Jessica Peckham | Safety, Quality, Informatics, and Leadership

Jessica Peckham.

Jessica Peckham, MSN, RN-BC, CDCES, CCM, is a nurse consultant with 16 years of diverse nursing experience, from critical care bedside nursing to community health management to program development. Driven by a passion for helping underserved communities, she found herself drawn to Harvard Medical School’s Safety, Quality, Informatics, and Leadership program, to gain expertise in developing patient safety and quality improvement processes, managing hospital assets through analytics and leadership, and implementing innovative solutions into her work.  

Building Deep Connections

The Safety, Quality, Informatics, and Leadership program spans a year, with three four-day workshops (two live virtual and one in-person). The current cohort includes learners from over 24 countries. Peckham noted that while health care is individual, it is also global, and the peer-to-peer learning from professionals worldwide was appealing to her. The cohort is divided into small groups, and her team has committed to meeting weekly, fostering deep bonds, and providing a support system throughout the program. 

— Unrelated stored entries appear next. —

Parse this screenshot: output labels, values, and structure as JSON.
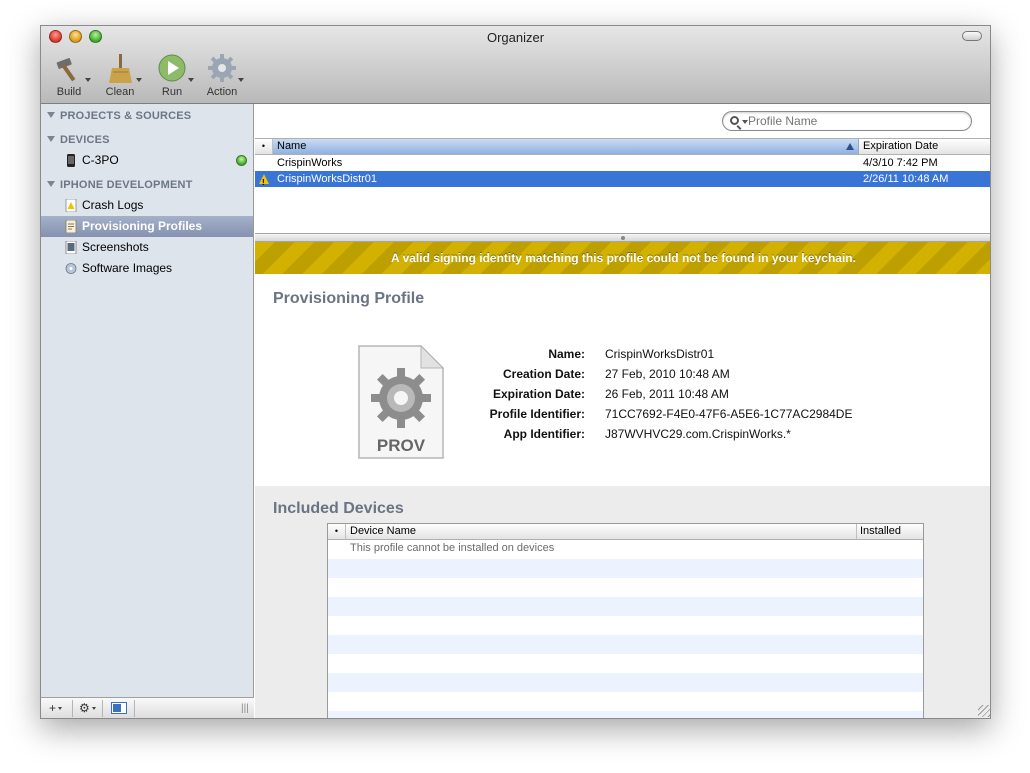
{
  "window": {
    "title": "Organizer"
  },
  "toolbar": {
    "build_label": "Build",
    "clean_label": "Clean",
    "run_label": "Run",
    "action_label": "Action"
  },
  "sidebar": {
    "groups": {
      "projects": "PROJECTS & SOURCES",
      "devices": "DEVICES",
      "iphone": "IPHONE DEVELOPMENT"
    },
    "device_item": {
      "label": "C-3PO",
      "status_color": "#3ea82a"
    },
    "items": [
      {
        "label": "Crash Logs"
      },
      {
        "label": "Provisioning Profiles",
        "selected": true
      },
      {
        "label": "Screenshots"
      },
      {
        "label": "Software Images"
      }
    ],
    "bottom": {
      "add": "+",
      "gear": "⚙"
    }
  },
  "search": {
    "placeholder": "Profile Name"
  },
  "profiles_table": {
    "dot_header": "•",
    "name_header": "Name",
    "expiration_header": "Expiration Date",
    "rows": [
      {
        "name": "CrispinWorks",
        "expiration": "4/3/10 7:42 PM",
        "warning": false
      },
      {
        "name": "CrispinWorksDistr01",
        "expiration": "2/26/11 10:48 AM",
        "warning": true,
        "selected": true
      }
    ]
  },
  "banner": {
    "text": "A valid signing identity matching this profile could not be found in your keychain.",
    "color": "#d2b100"
  },
  "profile": {
    "section_title": "Provisioning Profile",
    "icon_label": "PROV",
    "fields": [
      {
        "label": "Name:",
        "value": "CrispinWorksDistr01"
      },
      {
        "label": "Creation Date:",
        "value": "27 Feb, 2010 10:48 AM"
      },
      {
        "label": "Expiration Date:",
        "value": "26 Feb, 2011 10:48 AM"
      },
      {
        "label": "Profile Identifier:",
        "value": "71CC7692-F4E0-47F6-A5E6-1C77AC2984DE"
      },
      {
        "label": "App Identifier:",
        "value": "J87WVHVC29.com.CrispinWorks.*"
      }
    ]
  },
  "devices": {
    "section_title": "Included Devices",
    "dot_header": "•",
    "name_header": "Device Name",
    "installed_header": "Installed",
    "empty_message": "This profile cannot be installed on devices"
  },
  "colors": {
    "selection": "#3875d7",
    "sidebar_bg": "#dde4ec",
    "section_title": "#6a7482"
  }
}
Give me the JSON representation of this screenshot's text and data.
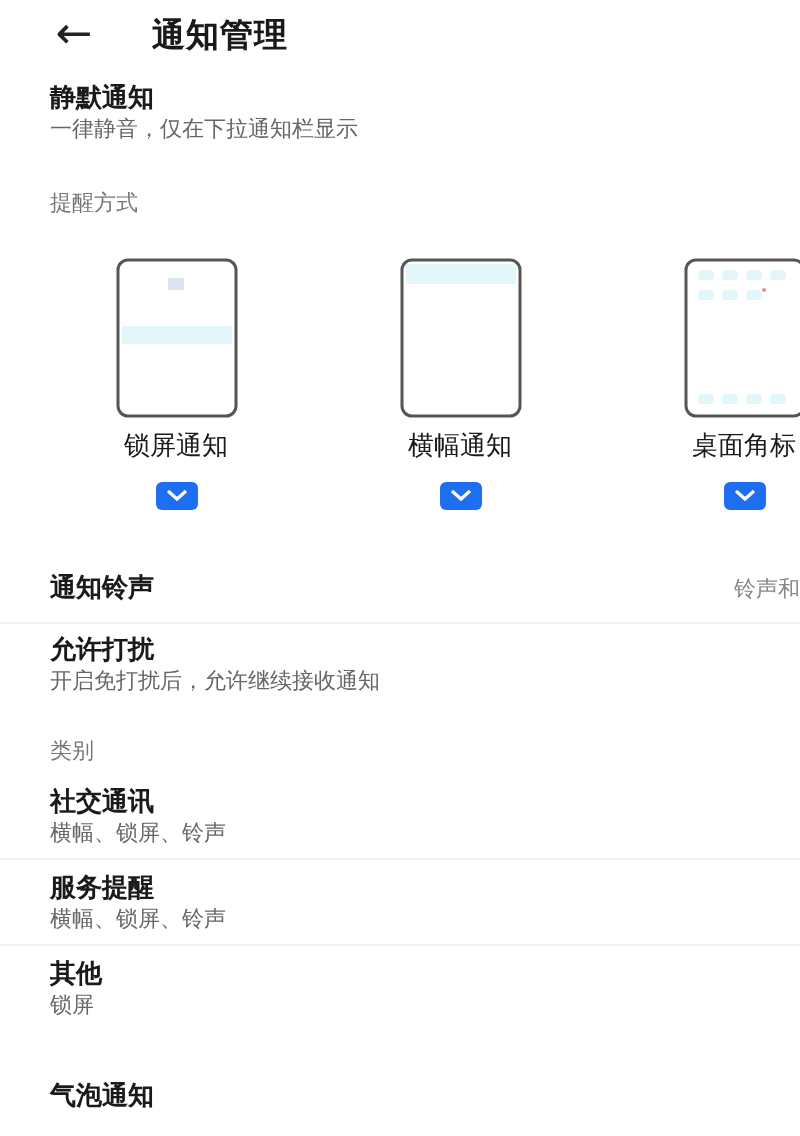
{
  "header": {
    "back": "←",
    "title": "通知管理"
  },
  "silent": {
    "title": "静默通知",
    "subtitle": "一律静音，仅在下拉通知栏显示"
  },
  "reminder_section": {
    "label": "提醒方式"
  },
  "reminder_modes": [
    {
      "kind": "lockscreen",
      "label": "锁屏通知",
      "checked": true
    },
    {
      "kind": "banner",
      "label": "横幅通知",
      "checked": true
    },
    {
      "kind": "badge",
      "label": "桌面角标",
      "checked": true
    }
  ],
  "ringtone": {
    "title": "通知铃声",
    "value": "铃声和"
  },
  "dnd": {
    "title": "允许打扰",
    "subtitle": "开启免打扰后，允许继续接收通知"
  },
  "category_section": {
    "label": "类别"
  },
  "categories": [
    {
      "title": "社交通讯",
      "subtitle": "横幅、锁屏、铃声"
    },
    {
      "title": "服务提醒",
      "subtitle": "横幅、锁屏、铃声"
    },
    {
      "title": "其他",
      "subtitle": "锁屏"
    }
  ],
  "bubble": {
    "title": "气泡通知"
  }
}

“We’re learning so much from each other professionally, and even personally, through each one of our journeys,” says Peckham. “Although I expected the opportunity to get to know people, the deep connections that are being made have been a wonderful, pleasant surprise. In the future, we can help each other, our health care systems, and our patients.”

Addressing Real-World Health Care Challenges 

The program not only teaches essential skills in safety, quality, and informatics but also acts as a catalyst for innovation, empowering learners to address real-world challenges in health care delivery. For her capstone project, Peckham is focused on tackling transitions of care for patients with chronic conditions, a critical issue in health care. Her proposal, now in peer review, aims to challenge the standard 30-day medication supply at discharge, introducing a patient-centric approach with a 90-day supply. 

“In many organizations, when a patient is discharged, they are provided with their prescriptions for a 30-day supply with zero refills. A recent quality improvement project I led looked at patient quality issues during discharge from the acute care setting. This project revealed the average number of days patients wait to see a follow-up provider after being discharged is 53.” She explains that ongoing discussions with her clinical peers and professors in this program indicate that this issue is not unique to individual patients. “My capstone project centers on utilizing informatics to develop a clinical decision tool integrated into the EHR system, alongside a standardized order set, aiming to facilitate the provision of 90-day medication supplies upon discharge and address the quality and safety gap patients face.” 

For this project, the patient population targeted are those with chronic conditions, such as heart disease, diabetes, high blood pressure, and chronic kidney disease. Prior to joining the Safety, Quality, Informatics, and Leadership program, Peckham had many conversations with colleagues around this issue, but the capstone project helped her develop a formal solution. “The plan is to have this project implemented,” she says. “It’s going to involve some regulatory and compliance, focused cycles of quality improvement testing and analysis, and a written policy…but I look forward to beginning the pilot program within the next six to nine months.” 

Advice to Nurses 

Beyond the academic learnings, the program has reinvigorated Peckham’s passion for nursing and has illuminated the potential for positive change within health care systems. She encourages nurses to pursue the Safety, Quality, Informatics, and Leadership program, recognizing its potential to nurture nursing leadership and innovation. “The advice I would give is to carve out the time for this program. What you put into it, you will get out of it.” 

Acknowledging the time constraints nurses face, she stresses the importance of the program to their professional growth. “All health care professionals care about safety and quality, but it’s an innate nursing component. It’s the bones of being a nurse—the art and science of being a nurse is truly about providing safe, high-quality care that’s very patient centered.” 

“I feel empowered to go back to my organization and say, ‘We can make some basic changes to really improve the lives of patients and providers, too.’ There’s a lot of burnout for nurses as well as physicians. This program has helped me rediscover my passion and my love for doing what I do, and I’m hoping that will be the same for others in the cohort. If a few people stay in the industry because they completed this program, then well-done Harvard Medical School.”